差し出された手紙には、アーデルハイドが平民上がりに過ぎないのに傲慢にも女が事業をして、領主でもないのに偉そうにしている事への批判と、医師の筆頭が女性では頼りないのにで、オルランド王国の男性医師を筆頭と迎えることの助言と、オルランド王国への寄付を頼みたいと書かれていた。


「何でお前がオルランド王国の馬鹿に寄付をしないとダメなんだ!オルランド王国の女王と祖父さんは懇意な関係であるが、俺達には国同士の関りはないだろうが!」

「ええ、私個人としてもジェリー陛下には敬意を持っているわ。美しく聡明で素晴らしい人ですもの。けど貴族派の狸共は別よ…正直ぶん殴りたいわ」


「ガウ!」

「わぁ!いたのか!」

お茶を運びながら鳴き声を上げるちいに驚く。

「あら?もう起きたの?」

「ガウ!」

「ありがとう。蜂蜜を持ってきてくれたのね」


蜂蜜入りの紅茶を入れてくれたちいにお礼を言うアーデルハイドは口直しに飲むと心が癒された。

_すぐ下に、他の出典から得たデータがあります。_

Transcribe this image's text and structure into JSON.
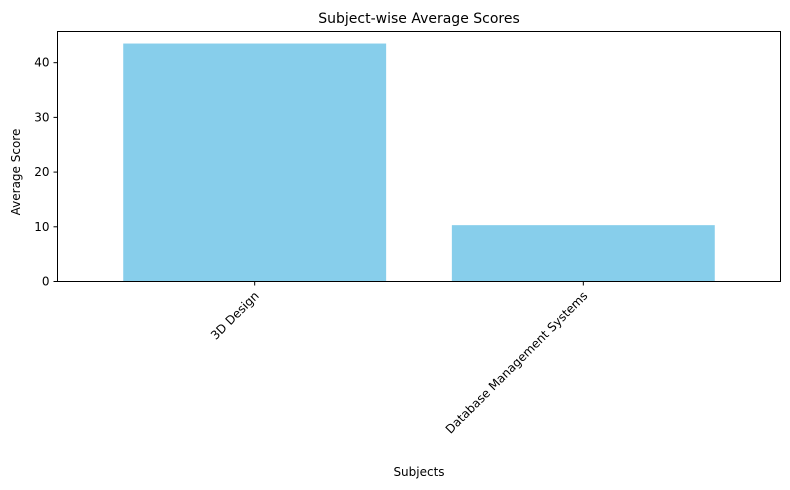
{
  "chart_data": {
    "type": "bar",
    "title": "Subject-wise Average Scores",
    "xlabel": "Subjects",
    "ylabel": "Average Score",
    "categories": [
      "3D Design",
      "Database Management Systems"
    ],
    "values": [
      43.5,
      10.3
    ],
    "ylim": [
      0,
      45.7
    ],
    "yticks": [
      0,
      10,
      20,
      30,
      40
    ],
    "ytick_labels": [
      "0",
      "10",
      "20",
      "30",
      "40"
    ],
    "xtick_rotation_deg": 45,
    "grid": false,
    "legend": "none",
    "colors": {
      "bar": "#87ceeb",
      "axis": "#000000",
      "background": "#ffffff"
    }
  }
}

「とにかく、こんな無茶な要求を飲むことはできないわ」

「ああ…ん?もう一通あるぞ」

「どうせ似たような手紙でしょ?」


一応確認した方が良いと思ったのだが…


ビリビリ!!


「えっ?フレディー?」

「ただの悪戯だったぞ。心配するな」

「そっ、そう?」

「それより最近働き詰めだっただろ?今日ぐらいはゆっくり休め。明日は休日だしな」

手紙の山をすべて燃やしながら、アーデルハイドを気遣いながら休ませた。


「ガウ…」

「チー、オルランドの馬鹿達がハイジを愛人にしようとしているそうだ」

「グルル…」

「そうだ。なんという屈辱だ。俺の嫁さんを何だと思っているんだ。許せない」

「ガウ!」


普段は喧嘩ばかりしている二人だがアーデルハイドに敵意を向ける者や傷つける者に関しては協力していた。


「島の警備を強化するか…なんか嫌な予感がするし」

「ギャウ!」

「ああ、嫌な予感がするんだ…ものすごく」

神レベルの感性を持つ、フレディーは危険な風を感じていたのだった。